To begin with, the decals start out with an idea. Some of those ideas have been swirling around for a long time. I still have ideas from when I was planning to buy StickyTiki that haven't come to fruition yet! So it is very exciting each time I do get to sit down and start work on a new idea. 



Firstly I sketch out some roughs to get a feel for how the work might look. Usually this will start with some pencil sketches from reference images, and then some rough paintings to try out different techniques until I get the desired effect. In this case I practiced the letter forms with my brush pen before using watercolour and a brush.



Once I'm happy with that, I sketch the outline. If it's something geometric, I literally go old school and use my compass and other tech drawing equipment I used at school. I'd like to add that computers were around then, they just weren't quite as sophisticated as they are now. The internet was still a novelty, not a way of life!

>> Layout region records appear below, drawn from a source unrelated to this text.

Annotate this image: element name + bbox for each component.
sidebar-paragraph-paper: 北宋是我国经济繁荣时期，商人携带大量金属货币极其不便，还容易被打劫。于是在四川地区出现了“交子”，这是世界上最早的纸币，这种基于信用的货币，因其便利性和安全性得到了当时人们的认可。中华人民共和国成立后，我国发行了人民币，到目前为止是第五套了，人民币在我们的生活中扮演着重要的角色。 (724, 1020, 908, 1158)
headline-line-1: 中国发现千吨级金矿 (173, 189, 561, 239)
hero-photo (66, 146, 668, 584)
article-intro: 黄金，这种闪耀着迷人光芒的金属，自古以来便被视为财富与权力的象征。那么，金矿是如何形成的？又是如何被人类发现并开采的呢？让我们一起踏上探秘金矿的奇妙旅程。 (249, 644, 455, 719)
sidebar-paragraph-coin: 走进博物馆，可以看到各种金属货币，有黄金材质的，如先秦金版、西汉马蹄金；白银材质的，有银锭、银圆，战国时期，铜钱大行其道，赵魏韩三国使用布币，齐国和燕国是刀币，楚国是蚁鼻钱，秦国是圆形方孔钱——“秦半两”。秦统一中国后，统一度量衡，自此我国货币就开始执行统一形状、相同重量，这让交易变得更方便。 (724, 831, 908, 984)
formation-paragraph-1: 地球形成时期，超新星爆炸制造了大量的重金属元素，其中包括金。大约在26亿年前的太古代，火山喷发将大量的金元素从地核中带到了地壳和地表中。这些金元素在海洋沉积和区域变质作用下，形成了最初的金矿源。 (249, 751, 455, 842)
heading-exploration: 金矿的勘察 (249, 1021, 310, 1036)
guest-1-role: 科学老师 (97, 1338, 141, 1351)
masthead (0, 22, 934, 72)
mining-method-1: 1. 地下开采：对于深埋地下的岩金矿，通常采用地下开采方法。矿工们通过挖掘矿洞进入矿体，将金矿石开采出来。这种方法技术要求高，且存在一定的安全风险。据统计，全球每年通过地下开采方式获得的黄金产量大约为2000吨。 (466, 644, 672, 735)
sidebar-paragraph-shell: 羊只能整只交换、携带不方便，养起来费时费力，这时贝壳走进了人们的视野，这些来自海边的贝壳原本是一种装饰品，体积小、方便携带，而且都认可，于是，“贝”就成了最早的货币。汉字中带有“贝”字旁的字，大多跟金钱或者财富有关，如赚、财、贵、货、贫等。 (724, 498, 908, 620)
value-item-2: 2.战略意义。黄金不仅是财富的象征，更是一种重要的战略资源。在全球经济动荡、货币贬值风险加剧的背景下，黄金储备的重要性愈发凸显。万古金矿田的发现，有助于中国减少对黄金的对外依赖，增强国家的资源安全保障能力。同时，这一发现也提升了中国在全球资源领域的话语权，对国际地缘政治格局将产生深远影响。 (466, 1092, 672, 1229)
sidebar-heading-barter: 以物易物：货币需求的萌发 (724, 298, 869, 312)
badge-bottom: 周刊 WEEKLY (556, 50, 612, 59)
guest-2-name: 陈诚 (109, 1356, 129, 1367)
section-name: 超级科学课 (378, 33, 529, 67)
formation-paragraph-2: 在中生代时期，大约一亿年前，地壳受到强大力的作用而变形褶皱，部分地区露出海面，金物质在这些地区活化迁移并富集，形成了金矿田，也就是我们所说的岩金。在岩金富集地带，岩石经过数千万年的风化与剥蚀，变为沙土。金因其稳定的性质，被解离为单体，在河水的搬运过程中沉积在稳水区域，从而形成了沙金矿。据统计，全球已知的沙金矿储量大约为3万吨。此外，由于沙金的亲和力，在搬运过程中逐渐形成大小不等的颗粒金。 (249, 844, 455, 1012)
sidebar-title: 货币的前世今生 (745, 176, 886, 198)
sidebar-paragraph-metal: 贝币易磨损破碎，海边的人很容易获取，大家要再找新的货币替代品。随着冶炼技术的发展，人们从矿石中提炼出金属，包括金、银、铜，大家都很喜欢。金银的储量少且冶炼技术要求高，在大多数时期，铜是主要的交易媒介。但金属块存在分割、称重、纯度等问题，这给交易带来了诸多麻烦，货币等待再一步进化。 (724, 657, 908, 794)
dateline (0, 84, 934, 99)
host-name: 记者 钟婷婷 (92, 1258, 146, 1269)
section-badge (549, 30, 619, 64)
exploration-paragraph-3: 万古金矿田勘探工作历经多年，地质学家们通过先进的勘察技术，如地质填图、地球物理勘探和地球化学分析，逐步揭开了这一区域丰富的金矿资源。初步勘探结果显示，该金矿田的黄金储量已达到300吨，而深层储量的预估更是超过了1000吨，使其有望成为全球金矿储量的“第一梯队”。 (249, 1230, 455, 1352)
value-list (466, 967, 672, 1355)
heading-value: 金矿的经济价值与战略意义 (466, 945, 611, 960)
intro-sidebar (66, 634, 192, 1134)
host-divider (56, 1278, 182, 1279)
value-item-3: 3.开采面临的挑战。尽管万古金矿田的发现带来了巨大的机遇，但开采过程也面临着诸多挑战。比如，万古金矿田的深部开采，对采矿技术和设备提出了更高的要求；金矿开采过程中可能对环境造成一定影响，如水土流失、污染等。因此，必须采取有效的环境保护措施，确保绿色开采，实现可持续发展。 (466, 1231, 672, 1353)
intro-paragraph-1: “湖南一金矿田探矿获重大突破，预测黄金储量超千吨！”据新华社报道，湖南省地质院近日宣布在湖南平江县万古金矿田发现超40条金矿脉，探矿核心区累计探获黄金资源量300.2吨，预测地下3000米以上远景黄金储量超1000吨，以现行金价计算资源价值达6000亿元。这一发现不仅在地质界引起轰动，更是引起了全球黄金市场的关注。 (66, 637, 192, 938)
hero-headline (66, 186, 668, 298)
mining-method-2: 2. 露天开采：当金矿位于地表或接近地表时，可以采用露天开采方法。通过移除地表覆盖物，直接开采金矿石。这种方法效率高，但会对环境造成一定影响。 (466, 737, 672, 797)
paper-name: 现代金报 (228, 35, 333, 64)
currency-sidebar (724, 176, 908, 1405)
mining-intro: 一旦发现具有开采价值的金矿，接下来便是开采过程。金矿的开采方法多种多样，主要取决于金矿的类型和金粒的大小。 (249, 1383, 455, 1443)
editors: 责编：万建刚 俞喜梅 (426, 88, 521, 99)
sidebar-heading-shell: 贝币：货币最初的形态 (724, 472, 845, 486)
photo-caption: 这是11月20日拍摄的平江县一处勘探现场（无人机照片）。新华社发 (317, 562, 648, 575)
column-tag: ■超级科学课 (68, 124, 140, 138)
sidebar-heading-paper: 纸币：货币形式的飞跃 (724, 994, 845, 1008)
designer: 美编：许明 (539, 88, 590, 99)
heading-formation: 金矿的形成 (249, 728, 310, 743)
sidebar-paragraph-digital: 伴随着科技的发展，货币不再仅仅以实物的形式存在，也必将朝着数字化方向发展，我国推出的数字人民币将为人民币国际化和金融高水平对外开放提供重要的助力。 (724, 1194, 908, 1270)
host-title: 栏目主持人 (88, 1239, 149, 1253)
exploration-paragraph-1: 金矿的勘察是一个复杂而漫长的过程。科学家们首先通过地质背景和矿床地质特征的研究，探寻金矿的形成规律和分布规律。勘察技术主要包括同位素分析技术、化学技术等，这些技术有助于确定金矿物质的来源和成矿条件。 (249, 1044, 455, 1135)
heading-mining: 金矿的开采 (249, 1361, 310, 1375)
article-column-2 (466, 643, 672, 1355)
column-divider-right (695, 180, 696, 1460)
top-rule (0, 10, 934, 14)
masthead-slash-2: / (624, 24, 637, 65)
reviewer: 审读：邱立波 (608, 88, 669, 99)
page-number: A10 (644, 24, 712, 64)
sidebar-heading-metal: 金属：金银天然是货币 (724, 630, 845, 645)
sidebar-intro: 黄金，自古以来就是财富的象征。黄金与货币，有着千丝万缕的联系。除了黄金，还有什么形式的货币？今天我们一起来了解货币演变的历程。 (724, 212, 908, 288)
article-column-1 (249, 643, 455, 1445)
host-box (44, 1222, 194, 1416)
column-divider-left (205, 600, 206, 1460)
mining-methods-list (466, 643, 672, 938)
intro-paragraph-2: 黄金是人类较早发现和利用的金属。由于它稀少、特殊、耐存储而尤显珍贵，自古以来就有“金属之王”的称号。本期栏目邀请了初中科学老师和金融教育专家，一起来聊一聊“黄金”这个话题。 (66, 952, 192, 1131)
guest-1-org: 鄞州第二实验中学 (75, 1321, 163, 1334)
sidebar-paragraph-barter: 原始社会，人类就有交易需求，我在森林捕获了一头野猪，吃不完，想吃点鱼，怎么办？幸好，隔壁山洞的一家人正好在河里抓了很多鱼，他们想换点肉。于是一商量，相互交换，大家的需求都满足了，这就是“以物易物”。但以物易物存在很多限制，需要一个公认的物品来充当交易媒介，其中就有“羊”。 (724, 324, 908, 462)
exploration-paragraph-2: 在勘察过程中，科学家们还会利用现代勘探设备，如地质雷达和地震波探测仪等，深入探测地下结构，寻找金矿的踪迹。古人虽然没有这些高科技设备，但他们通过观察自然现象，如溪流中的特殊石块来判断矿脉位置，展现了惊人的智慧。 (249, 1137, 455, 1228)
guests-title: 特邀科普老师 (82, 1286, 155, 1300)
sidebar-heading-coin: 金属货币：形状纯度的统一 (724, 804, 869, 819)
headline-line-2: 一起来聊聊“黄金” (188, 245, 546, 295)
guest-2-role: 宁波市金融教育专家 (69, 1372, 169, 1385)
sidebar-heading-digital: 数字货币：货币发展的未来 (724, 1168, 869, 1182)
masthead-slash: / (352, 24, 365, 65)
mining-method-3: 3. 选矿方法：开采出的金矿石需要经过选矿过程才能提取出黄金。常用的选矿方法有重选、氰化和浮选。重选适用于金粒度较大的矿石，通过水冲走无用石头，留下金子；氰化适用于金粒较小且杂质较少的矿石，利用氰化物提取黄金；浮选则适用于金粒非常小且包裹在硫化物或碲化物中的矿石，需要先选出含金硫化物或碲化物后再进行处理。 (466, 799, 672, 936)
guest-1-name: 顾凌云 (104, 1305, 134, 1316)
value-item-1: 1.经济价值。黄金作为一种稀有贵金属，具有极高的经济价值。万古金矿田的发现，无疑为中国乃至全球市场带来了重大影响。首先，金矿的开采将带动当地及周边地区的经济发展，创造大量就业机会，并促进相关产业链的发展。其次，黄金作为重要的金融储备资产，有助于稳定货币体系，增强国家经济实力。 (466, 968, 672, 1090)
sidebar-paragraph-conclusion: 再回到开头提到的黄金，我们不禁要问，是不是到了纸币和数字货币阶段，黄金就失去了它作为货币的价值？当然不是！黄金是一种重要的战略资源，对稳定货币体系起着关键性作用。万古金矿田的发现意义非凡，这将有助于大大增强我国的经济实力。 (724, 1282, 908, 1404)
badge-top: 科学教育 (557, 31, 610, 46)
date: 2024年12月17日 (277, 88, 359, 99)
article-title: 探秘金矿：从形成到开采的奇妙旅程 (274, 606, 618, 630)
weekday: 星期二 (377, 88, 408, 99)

Then comes the fun bit where I get out the paint and create the finished painting. Often I'm happy with the first one, but sometimes I have to try again to get it to a stage that I'm happy with. If my high school art teacher is reading this, I have moved on from my perfectionist tendencies from fifth form. When I saw her at a recent school reunion, she wasn't convinced that was possible. It might be because she hadn't met my second art teacher, Maree from Art and Company who taught me to be more loose and go with the flow.




Once that is done, I scan the original artwork to my computer, make any necessary adjustments in photoshop (usually just to the brightness or colour balance), then I add the cutlines and arrange them on a sheet ready to be printed.